Letter to the editor

The Congress of Aboriginal Peoples (CAP) expresses profound disappointment in the recent sentencing of Green Party Deputy Leader and Guardian for the Da’naxda’xw/Awaetlala First Nation, Angela Davidson, also known as “Rainbow Eyes.” The decision, handed down on Wednesday, April 24 in Nanaimo has stirred a wave of concern within Indigenous communities and their allies across Canada.

 Davidson has been sentenced to 60 days of incarceration and 75 hours of community service for seven counts of criminal contempt related to her involvement in the Fairy Creek logging blockades on Vancouver Island, a movement she has passionately supported for the past three years. 
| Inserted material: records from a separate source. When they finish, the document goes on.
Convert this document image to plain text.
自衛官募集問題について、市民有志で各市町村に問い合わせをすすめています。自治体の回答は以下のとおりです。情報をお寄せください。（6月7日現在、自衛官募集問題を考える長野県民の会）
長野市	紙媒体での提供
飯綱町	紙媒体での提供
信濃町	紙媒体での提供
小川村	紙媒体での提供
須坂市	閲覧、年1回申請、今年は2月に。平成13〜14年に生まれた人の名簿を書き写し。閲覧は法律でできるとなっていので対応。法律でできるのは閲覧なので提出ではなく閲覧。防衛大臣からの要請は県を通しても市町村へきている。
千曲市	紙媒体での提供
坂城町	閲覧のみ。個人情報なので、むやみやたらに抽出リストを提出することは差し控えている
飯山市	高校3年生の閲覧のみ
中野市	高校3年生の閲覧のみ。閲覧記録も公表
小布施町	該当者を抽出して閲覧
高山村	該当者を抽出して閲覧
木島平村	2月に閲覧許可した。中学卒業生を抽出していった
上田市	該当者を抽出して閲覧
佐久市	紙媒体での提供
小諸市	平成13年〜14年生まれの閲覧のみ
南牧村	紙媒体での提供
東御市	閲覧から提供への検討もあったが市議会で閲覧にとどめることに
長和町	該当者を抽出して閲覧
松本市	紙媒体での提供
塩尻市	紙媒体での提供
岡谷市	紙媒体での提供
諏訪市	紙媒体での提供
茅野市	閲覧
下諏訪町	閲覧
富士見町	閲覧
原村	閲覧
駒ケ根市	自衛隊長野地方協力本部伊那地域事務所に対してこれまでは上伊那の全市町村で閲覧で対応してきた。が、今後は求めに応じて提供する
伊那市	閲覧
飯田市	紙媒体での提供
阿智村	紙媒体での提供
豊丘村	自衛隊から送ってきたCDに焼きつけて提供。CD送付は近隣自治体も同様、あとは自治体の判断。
Despite being credited for 12 days of time served during pretrial proceedings, this sentence surpasses even the prosecution’s recommendation, casting a shadow of injustice over the proceedings.

 National Chief Elmer St. Pierre of CAP voices the collective dismay, stating, “This is not the outcome we have hoped for. The Canadian justice system needs to stop contributing to the over-incarceration of our people. This is unjust and ultimately an infringement upon her fundamental human rights.”

 The incarceration of Rainbow Eyes, for her activism in safeguarding Indigenous lands and customs, directly goes against governmental pledges to honour Indigenous rights, as stated in UNDRIP and provincial laws.

“The incarceration of Angela Davidson serves as a reminder of the bigger problem within the justice system that often fails to adequately recognize and respect Indigenous sovereignty and the rights inherent to Indigenous Peoples,” says CAP National Vice-Chief Kim Beaudin.

 CAP calls upon authorities to re-evaluate their approach to cases involving Indigenous activists and to ensure that justice is served equitably and in alignment with the principles of reconciliation and respect for Indigenous rights.